Tensor Processing Unit (TPU) explained

Reading time: 15 minutes

A tensor processing unit (TPU) is a proprietary processor designed by Google in 2016 for use in neural networks inference. It has been deployed to all Google data centers and powers applications such as Google Search, Street View, Google Photos and Google Translate.

This is how a TPU looks like:

tensor processing unit

Origin of TPUs

Initially, the plan had been to develop an Application Specific Integrated Circuit (ASIC) in 2006 to meet the growing needs of neural networks in terms of computation demand and power consumption.

In recent years, the need became urgent and the immediate solution was to double the data centers. To tackle this problem, Google came up with Tensor Processing Unit (TPU) as developing ASICs take time. The entire development of the first TPU version took fifteen months.

Norm Jouppi was the Technical leader of the TPU project.

Thus, TPU was born in 2016

TPU instruction set

TPU's instruction set has been influenced by the Complex Instruction Set Computer design.

The TPU includes the following computational resources:

  • Matrix Multiplier Unit (MXU): 65,536 8-bit multiply-and-add units for matrix operations
  • Unified Buffer (UB): registers
  • Activation Unit (AU): Hardwired activation functions

Memory Access: A systolic array

CPUs and GPUs spend a significant amount of time accessing data.
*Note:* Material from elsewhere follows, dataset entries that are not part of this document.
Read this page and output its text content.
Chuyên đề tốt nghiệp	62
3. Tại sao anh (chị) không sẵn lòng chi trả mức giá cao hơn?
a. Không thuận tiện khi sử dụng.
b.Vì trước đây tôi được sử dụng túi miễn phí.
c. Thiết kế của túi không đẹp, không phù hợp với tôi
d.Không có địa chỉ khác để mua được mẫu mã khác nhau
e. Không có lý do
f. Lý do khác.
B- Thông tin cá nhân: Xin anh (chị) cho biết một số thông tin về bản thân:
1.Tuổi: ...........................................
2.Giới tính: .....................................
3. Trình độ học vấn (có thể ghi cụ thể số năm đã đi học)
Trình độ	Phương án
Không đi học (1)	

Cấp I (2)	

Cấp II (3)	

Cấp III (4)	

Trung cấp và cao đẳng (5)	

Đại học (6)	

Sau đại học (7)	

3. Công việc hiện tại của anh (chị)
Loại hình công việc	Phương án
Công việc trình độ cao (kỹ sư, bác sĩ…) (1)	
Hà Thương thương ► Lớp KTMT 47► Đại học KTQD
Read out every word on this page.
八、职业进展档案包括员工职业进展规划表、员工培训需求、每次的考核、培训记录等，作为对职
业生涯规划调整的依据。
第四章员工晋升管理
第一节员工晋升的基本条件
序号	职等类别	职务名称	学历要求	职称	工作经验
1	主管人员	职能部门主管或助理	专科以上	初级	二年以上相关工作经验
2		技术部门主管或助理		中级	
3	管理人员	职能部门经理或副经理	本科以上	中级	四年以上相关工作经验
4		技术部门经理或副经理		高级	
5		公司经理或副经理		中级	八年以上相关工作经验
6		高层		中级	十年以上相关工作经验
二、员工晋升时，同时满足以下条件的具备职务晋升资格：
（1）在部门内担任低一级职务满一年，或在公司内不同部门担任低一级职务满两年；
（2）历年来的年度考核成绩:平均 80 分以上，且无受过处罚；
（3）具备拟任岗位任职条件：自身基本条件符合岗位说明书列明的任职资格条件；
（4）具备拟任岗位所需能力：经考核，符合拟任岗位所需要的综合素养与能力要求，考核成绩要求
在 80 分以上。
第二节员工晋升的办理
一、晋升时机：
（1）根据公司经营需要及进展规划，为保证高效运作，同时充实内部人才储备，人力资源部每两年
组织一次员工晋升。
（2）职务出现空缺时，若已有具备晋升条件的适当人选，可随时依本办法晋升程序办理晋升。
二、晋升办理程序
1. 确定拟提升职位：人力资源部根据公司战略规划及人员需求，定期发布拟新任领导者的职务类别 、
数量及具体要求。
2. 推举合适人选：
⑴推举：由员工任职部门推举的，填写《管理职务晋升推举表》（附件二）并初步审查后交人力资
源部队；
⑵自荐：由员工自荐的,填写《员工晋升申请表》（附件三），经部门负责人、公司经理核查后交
To overcome this, TPU designed an architecture named as systolic array.

In short, systolic array chains multiple ALUs together reusing the result of reading a single register.

This enables TPU to process 65,536 multiply-and-adds for 8-bit integers every cycle.

Performance

The performance of TPU is certainly better than CPU and GPU considering the factor that the main driving force for the TPU development was to make inference faster.

As a comparision, consider this:

  • CPU can handle tens of operation per cycle

  • GPU can handle tens of thousands of operation per cycle

  • TPU can handle upto 128000 operations per cycle

Conclusion

TPU works best in the domain of neural network inference and has solved some of the problems in CPU and GPU. It is used along with CPUs and GPUs.

Note that CPUs and GPUs will still be used as all these are designed for various purpose.